L’Argentina da alcuni anni vive una favola scritta e divulgata direttamente dal Governo kirchnerista, la cui politica però si scontra duramente con la realtà di un Paese che, benché dotato di immense ricchezze, vede in costante aumento l’indice di povertà. Complici decisioni economiche alquanto metafisiche e una situazione finanziaria al limite del collasso, con spese faraoniche per finanziare il racconto di cui sopra: ne è un esempio quello stridente della trasmissione “Futbol para todos”, che diffonde in diretta le partite di calcio gratuitamente ma dietro sponsorizzazioni governative che rappresentano la spesa più alta del bilancio dello Stato, quasi ci si trovasse a vivere in un Emirato. Ma povertà vuol dire anche insicurezza, prostituzione e narcotraffico, tre fattori che nell’epoca kirchnerista sono aumentati a dismisura. Le istituzioni fanno veramente poco, quasi che la situazione fosse funzionale al loro potere.
Ci sono persone che però sanno dire no a questa situazione: una di queste è di certo Miguel Angel Sorbello, docente universitario ma sopratutto responsabile di diverse organizzazioni che lottano per tentare di recuperare non solo condizioni di vita degne, ma anche ragazzi con l’esistenza rovinata dall’uso di droghe sintetiche, la cui dipendenza è spesso solo l’inizio dell’avvio alla delinquenza o alla prostituzione.

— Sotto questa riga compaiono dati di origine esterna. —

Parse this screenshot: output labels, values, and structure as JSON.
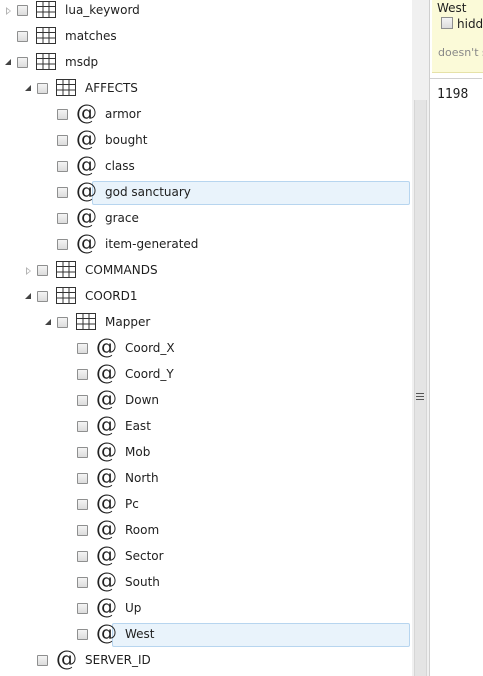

Lo scorso anno Miguel è stato insignito a Palermo del prestigioso Premio Puglisi, dedicato al sacerdote che lottò contro la mafia e perse la vita proprio per il suo impegno nello stesso campo. Lo abbiamo incontrato nella sede della “Defensoria del pueblo”, un’istituzione municipale di Buenos Aires con cui collabora da molto tempo.
Secondo l’Università Cattolica argentina, il Paese ha un indice di povertà del 25%: in pratica un abitante su quattro versa in condizioni economiche disagiate. Nonostante gli aiuti elargiti dallo Stato questo fenomeno sembra aumentare: perché?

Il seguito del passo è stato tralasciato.